Una illuminazione che non voluta, non cercata, non si oscurò più. Da allora il vecchio Venkaratam cesso di esistere e il nuovo, qualche giorno dopo, abbandonò la casa paterna e si recò, attratto come il ferro da una calamita, ai piedi di uno dei luoghi più santi dell'India Arunachala.

Shavasana è da paragonarsi a una delle asana (posizioni) più semplici e meno problematiche da assumere. I yoga sutra di Patanjali dicono che asana è ciò che è saldo e stabile. Ma che le asana dell'hata yoga siano salde e stabili è cosa che si può dire solo dopo anni di pratica, inoltre la saldezza e la stabilità sono da commisurarsi al tempo di assunzione delle stesse. Diciamo che le asana sono suscettibili, alla lunga, di diventare salde e stabili.

Bisogna dirimere due questioni. Una è quello dell'aspetto ginnico. L'hata yoga non è una ginnastica, ma un modo di approccio alla sorgente dell'essere partendo proprio dall'estrema periferia del cosmo vita. Ragion per cui la dinamica delle posizioni è una liturgia meditativa. E deve essere vissuta con lo stesso raccoglimento e atteggiamento con cui si prega. Per quanto l'aspetto esteriore delle asana sia importante e non è da trascurarsi, la corretta esecuzione della forma è meno importante della calma, maestosa e placida, con cui la si vive. Così come non ci si metterebbe a competere in un tempio su chi prega esteriormente bene o meglio e non ci si metterebbe a competere su chi prega di più o di meno così è per la pratica singola o collettiva dello Hata yoga.

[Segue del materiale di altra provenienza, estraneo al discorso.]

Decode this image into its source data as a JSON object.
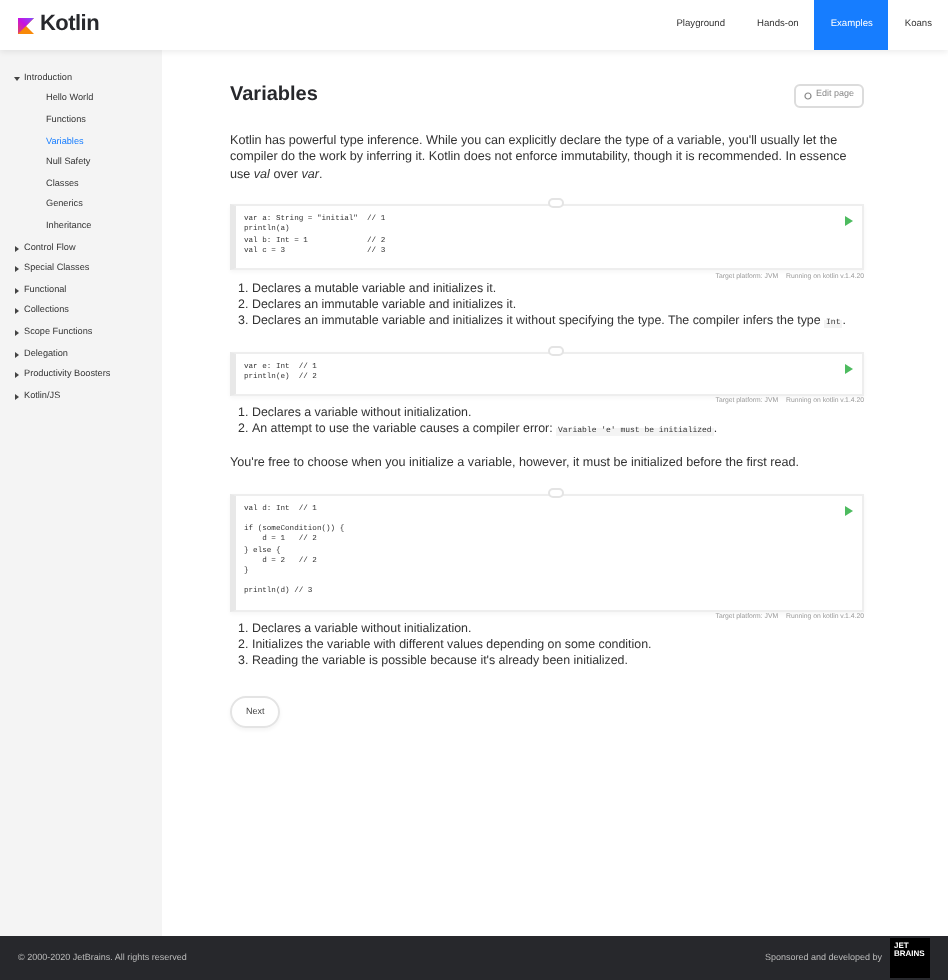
{
  "header": {
    "logo": "Kotlin",
    "nav": [
      {
        "label": "Playground",
        "selected": false
      },
      {
        "label": "Hands-on",
        "selected": false
      },
      {
        "label": "Examples",
        "selected": true
      },
      {
        "label": "Koans",
        "selected": false
      }
    ]
  },
  "sidebar": {
    "items": [
      {
        "label": "Introduction",
        "expanded": true,
        "children": [
          {
            "label": "Hello World",
            "selected": false
          },
          {
            "label": "Functions",
            "selected": false
          },
          {
            "label": "Variables",
            "selected": true
          },
          {
            "label": "Null Safety",
            "selected": false
          },
          {
            "label": "Classes",
            "selected": false
          },
          {
            "label": "Generics",
            "selected": false
          },
          {
            "label": "Inheritance",
            "selected": false
          }
        ]
      },
      {
        "label": "Control Flow",
        "expanded": false
      },
      {
        "label": "Special Classes",
        "expanded": false
      },
      {
        "label": "Functional",
        "expanded": false
      },
      {
        "label": "Collections",
        "expanded": false
      },
      {
        "label": "Scope Functions",
        "expanded": false
      },
      {
        "label": "Delegation",
        "expanded": false
      },
      {
        "label": "Productivity Boosters",
        "expanded": false
      },
      {
        "label": "Kotlin/JS",
        "expanded": false
      }
    ]
  },
  "content": {
    "title": "Variables",
    "edit_button": "Edit page",
    "blocks": [
      {
        "kind": "paragraph",
        "text": "Kotlin has powerful type inference. While you can explicitly declare the type of a variable, you'll usually let the compiler do the work by inferring it. Kotlin does not enforce immutability, though it is recommended. In essence use *val* over *var*."
      },
      {
        "kind": "code",
        "code": "var a: String = \"initial\"  // 1\nprintln(a)\nval b: Int = 1             // 2\nval c = 3                  // 3",
        "platform": "Target platform: JVM",
        "version": "Running on kotlin v.1.4.20"
      },
      {
        "kind": "list",
        "items": [
          {
            "number": "1.",
            "parts": [
              {
                "kind": "text",
                "text": "Declares a mutable variable and initializes it."
              }
            ]
          },
          {
            "number": "2.",
            "parts": [
              {
                "kind": "text",
                "text": "Declares an immutable variable and initializes it."
              }
            ]
          },
          {
            "number": "3.",
            "parts": [
              {
                "kind": "text",
                "text": "Declares an immutable variable and initializes it without specifying the type. The compiler infers the type "
              },
              {
                "kind": "code",
                "text": "Int"
              },
              {
                "kind": "text",
                "text": "."
              }
            ]
          }
        ]
      },
      {
        "kind": "code",
        "code": "var e: Int  // 1\nprintln(e)  // 2",
        "platform": "Target platform: JVM",
        "version": "Running on kotlin v.1.4.20"
      },
      {
        "kind": "list",
        "items": [
          {
            "number": "1.",
            "parts": [
              {
                "kind": "text",
                "text": "Declares a variable without initialization."
              }
            ]
          },
          {
            "number": "2.",
            "parts": [
              {
                "kind": "text",
                "text": "An attempt to use the variable causes a compiler error: "
              },
              {
                "kind": "code",
                "text": "Variable 'e' must be initialized"
              },
              {
                "kind": "text",
                "text": "."
              }
            ]
          }
        ]
      },
      {
        "kind": "paragraph",
        "text": "You're free to choose when you initialize a variable, however, it must be initialized before the first read."
      },
      {
        "kind": "code",
        "code": "val d: Int  // 1\n\nif (someCondition()) {\n    d = 1   // 2\n} else {\n    d = 2   // 2\n}\n\nprintln(d) // 3",
        "platform": "Target platform: JVM",
        "version": "Running on kotlin v.1.4.20"
      },
      {
        "kind": "list",
        "items": [
          {
            "number": "1.",
            "parts": [
              {
                "kind": "text",
                "text": "Declares a variable without initialization."
              }
            ]
          },
          {
            "number": "2.",
            "parts": [
              {
                "kind": "text",
                "text": "Initializes the variable with different values depending on some condition."
              }
            ]
          },
          {
            "number": "3.",
            "parts": [
              {
                "kind": "text",
                "text": "Reading the variable is possible because it's already been initialized."
              }
            ]
          }
        ]
      }
    ],
    "next_button": "Next"
  },
  "footer": {
    "copyright": "© 2000-2020 JetBrains. All rights reserved",
    "sponsor": "Sponsored and developed by",
    "sponsor_logo": "JET BRAINS"
  }
}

La seconda questione riguarda l'esteriorità. L'Hata yoga non è una forma di yoga basato sul corpo fisico ma semmai fra lo spazio, interiore, che c'è fra Colui che osserva e il velo del corpo fisico, ovvero il corpo sottile, che non percepiamo colle finestre di senso ma con l'organo interno.

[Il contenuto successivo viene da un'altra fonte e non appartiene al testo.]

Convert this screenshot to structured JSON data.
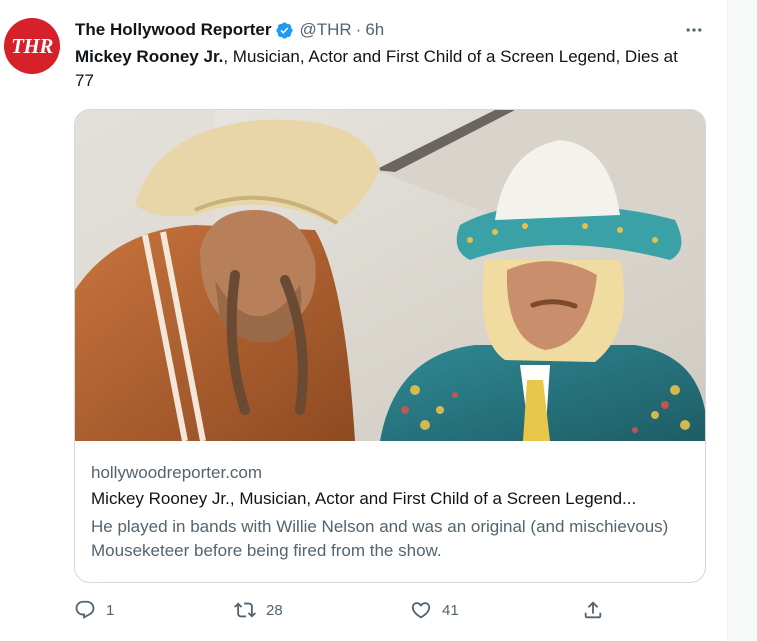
{
  "tweet": {
    "author": {
      "display_name": "The Hollywood Reporter",
      "handle": "@THR",
      "separator": "·",
      "time": "6h",
      "avatar_text": "THR",
      "verified_icon": "verified-badge-icon"
    },
    "text_bold": "Mickey Rooney Jr.",
    "text_rest": ", Musician, Actor and First Child of a Screen Legend, Dies at 77",
    "more_icon": "more-icon",
    "card": {
      "image_alt": "Willie Nelson and Mickey Rooney Jr. in cowboy hats",
      "domain": "hollywoodreporter.com",
      "title": "Mickey Rooney Jr., Musician, Actor and First Child of a Screen Legend...",
      "description": "He played in bands with Willie Nelson and was an original (and mischievous) Mouseketeer before being fired from the show."
    },
    "actions": {
      "reply_count": "1",
      "retweet_count": "28",
      "like_count": "41",
      "reply_icon": "reply-icon",
      "retweet_icon": "retweet-icon",
      "like_icon": "heart-icon",
      "share_icon": "share-icon"
    }
  },
  "colors": {
    "avatar_bg": "#d6202a",
    "verified": "#1d9bf0",
    "secondary_text": "#536471",
    "primary_text": "#0f1419",
    "border": "#cfd9de"
  }
}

Occorre ricordare pure che la pratica delle posizioni dinamiche vien detto «apparecchiare la tavola per il commensale» e chiudere una sessione di hata yoga senza la meditazione silenziosa è «andarsene dal desco senza mangiare».

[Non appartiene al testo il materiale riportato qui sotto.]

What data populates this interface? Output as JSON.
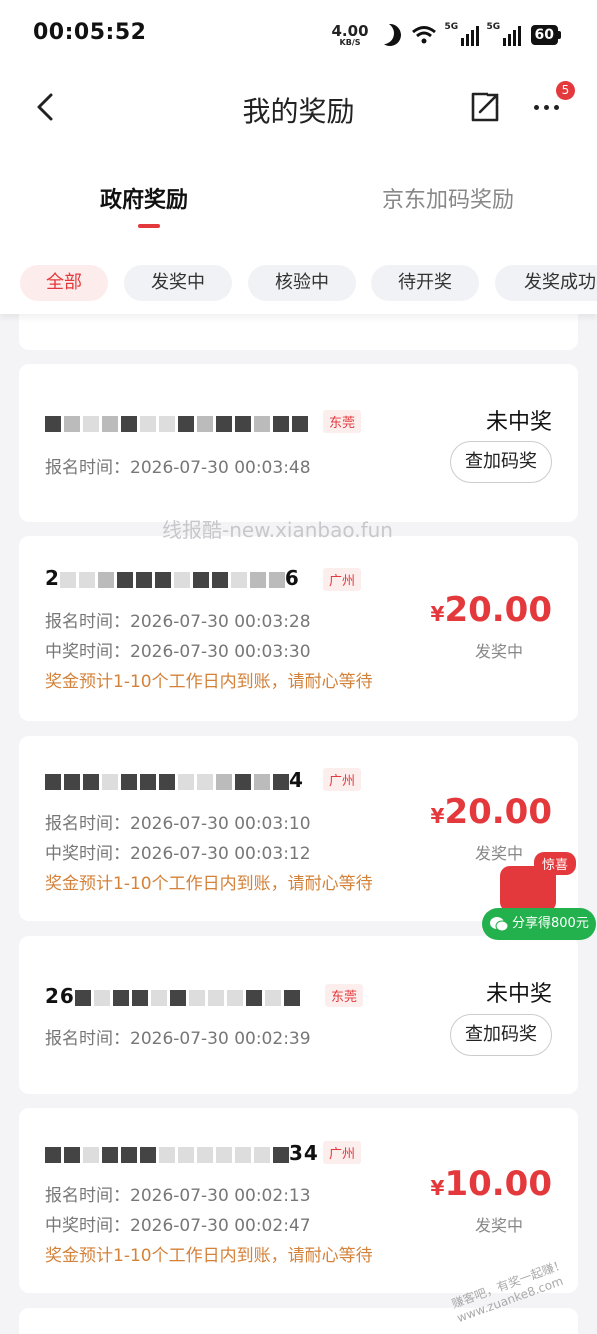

L'Hatayoga pradipitaka, uno dei classici di questo genere di letteratura, si apre dando delle indicazioni sul luogo dove meditare. Nel descrivere il Kutir in cui l'asceta deve risiedere, le circostanze relative al cibo e all'acqua si vede che privilegia la via di mezzo.

L'asana shava fin dal nome suggerisce che le posizioni dello yoga sono, in fondo, icone di archetipi Dice la Gheranda Samhita (Cap. II verso 1) Le posture, in complesso, sono numerose come le specie viventi; ottomilioniquattrocentomila sono state esposta da Shiva.

La shava potrebbe essere l'inizio si una sessione di hatha yoga che procedendo alternando vuoti (movimenti per eseguire i quali occorre svuotare i polmoni) e pieni si conclude con la posizione dei perfetti, dei siddha, la siddhasana.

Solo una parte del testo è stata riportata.